MD Anderson Pays $4.3 Million HIPAA Fine
In a time when many scoff at the potential of being levied steep penalties for violation of HIPAA rules, a judge just upheld a fine that the Department of Health and Human Services (HHS) issued in 2017 for Texas-based MD Anderson’s use of unencrypted devices.
This penalty is stiff and says that you cannot just give HIPAA lip service and the rules carry the weight of hefty costs when ignored. It has taken a long time, since HIPAA was first implemented in 2006, to see these high penalties. HHS is finally saying that we have been warned, over and over again, and they mean business.
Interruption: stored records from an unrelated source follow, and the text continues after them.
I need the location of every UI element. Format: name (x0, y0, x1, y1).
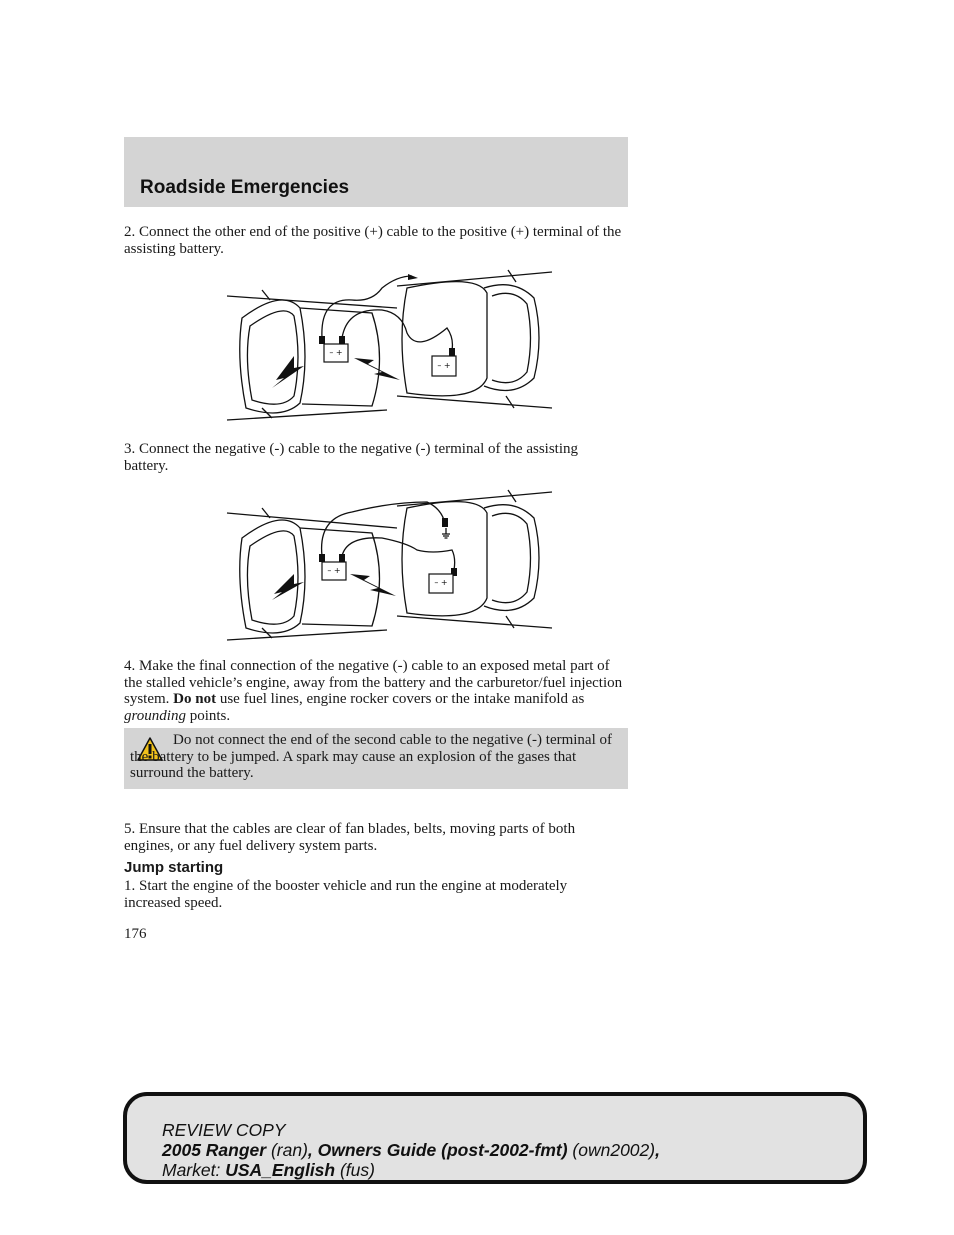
right-car-edge-bottom (397, 396, 552, 408)
assisting-battery-terminals: – + (434, 578, 448, 587)
step-2-text: 2. Connect the other end of the positive (+) cable to the positive (+) terminal of the assisting battery. (124, 224, 622, 257)
cable-to-assist (342, 310, 452, 350)
step-3-text: 3. Connect the negative (-) cable to the negative (-) terminal of the assisting battery. (124, 441, 579, 474)
review-copy-footer (123, 1092, 867, 1184)
step-4-text: 4. Make the final connection of the negative (-) cable to an exposed metal part of the stalled vehicle’s engine, away from the battery and the carburetor/fuel injection system. Do not use fuel lines, engine rocker covers or the intake manifold as grounding points. (124, 658, 623, 724)
jump-step-1-text: 1. Start the engine of the booster vehicle and run the engine at moderately increased speed. (124, 878, 568, 911)
stalled-battery-terminals: – + (329, 348, 343, 357)
review-copy-label: REVIEW COPY (162, 1120, 286, 1140)
stalled-battery-terminals: – + (327, 566, 341, 575)
grounding-term: grounding (124, 707, 186, 724)
negative-cable (322, 502, 444, 556)
warning-text: Do not connect the end of the second cable to the negative (-) terminal of the battery to be jumped. A spark may cause an explosion of the gases that surround the battery. (130, 732, 612, 781)
left-car-windshield (240, 300, 305, 413)
jump-starting-heading: Jump starting (124, 859, 224, 876)
step-5-text: 5. Ensure that the cables are clear of fan blades, belts, moving parts of both engines, or any fuel delivery system parts. (124, 821, 576, 854)
jump-start-diagram-positive (222, 268, 556, 428)
warning-box (124, 728, 628, 789)
positive-cable (342, 538, 455, 570)
section-title: Roadside Emergencies (140, 177, 350, 198)
jump-start-diagram-negative (222, 488, 556, 648)
spark-bolt-left (272, 356, 304, 388)
assisting-battery-terminals: – + (437, 361, 451, 370)
do-not-emphasis: Do not (173, 691, 217, 707)
right-car-hood (402, 282, 487, 396)
section-header-band (124, 137, 628, 207)
ground-symbol (442, 534, 450, 538)
footer-text: REVIEW COPY 2005 Ranger (ran), Owners Guide (post-2002-fmt) (own2002), Market: USA_English (fus) (162, 1120, 660, 1180)
page-number: 176 (124, 926, 147, 942)
left-car-edge-bottom (227, 410, 387, 420)
spark-bolt-right (354, 358, 400, 380)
MD Anderson tried to argue in its appeal that the sum is excessive, but a Health and Human Services Administrative Law Judge (ALJ) agreed that the sum was appropriate, which must be paid to the HHS Office of Civil Rights (OCR).
This was the fourth-largest amount awarded to the OCR by an HHS ALJ and only the second time the OCR has won summary judgement in a HIPAA Proceeding, according to the HHS Statement.
Anderson’s HIPAA Breaches
The breaches occurred in 2012 and 2013 and were reported to OCR. They include:
- Unencrypted laptop stolen from a faculty member of MD Anderson. This was reported in May of 2012. The faculty member used the unencrypted laptop to work from home and it had been stolen. The device contained the electronic PHI of more than 29,000 people.
- Unencrypted thumb drive lost by a summer intern in the department of Stem Cell Transplantation and Cellular Therapy was reported misplaced in July 13, 2012. The device contained Microsoft Excel files with PHI of more than 2,200 people.
- Unencrypted thumb drive lost by a visiting researcher from Brazil, working in MD Anderson’s infectious disease department. The loss was notified on December 2, 2013. The device contained PHI on nearly 3,600 people.
One of the things that got MD Anderson in such deep trouble was its failure to implement its own standard operating procedures. The cancer center had decided to encrypt all of its devices, including laptops and USB drives in 2008. But it appears that the institution had yet to complete the project of encrypting all of the devices.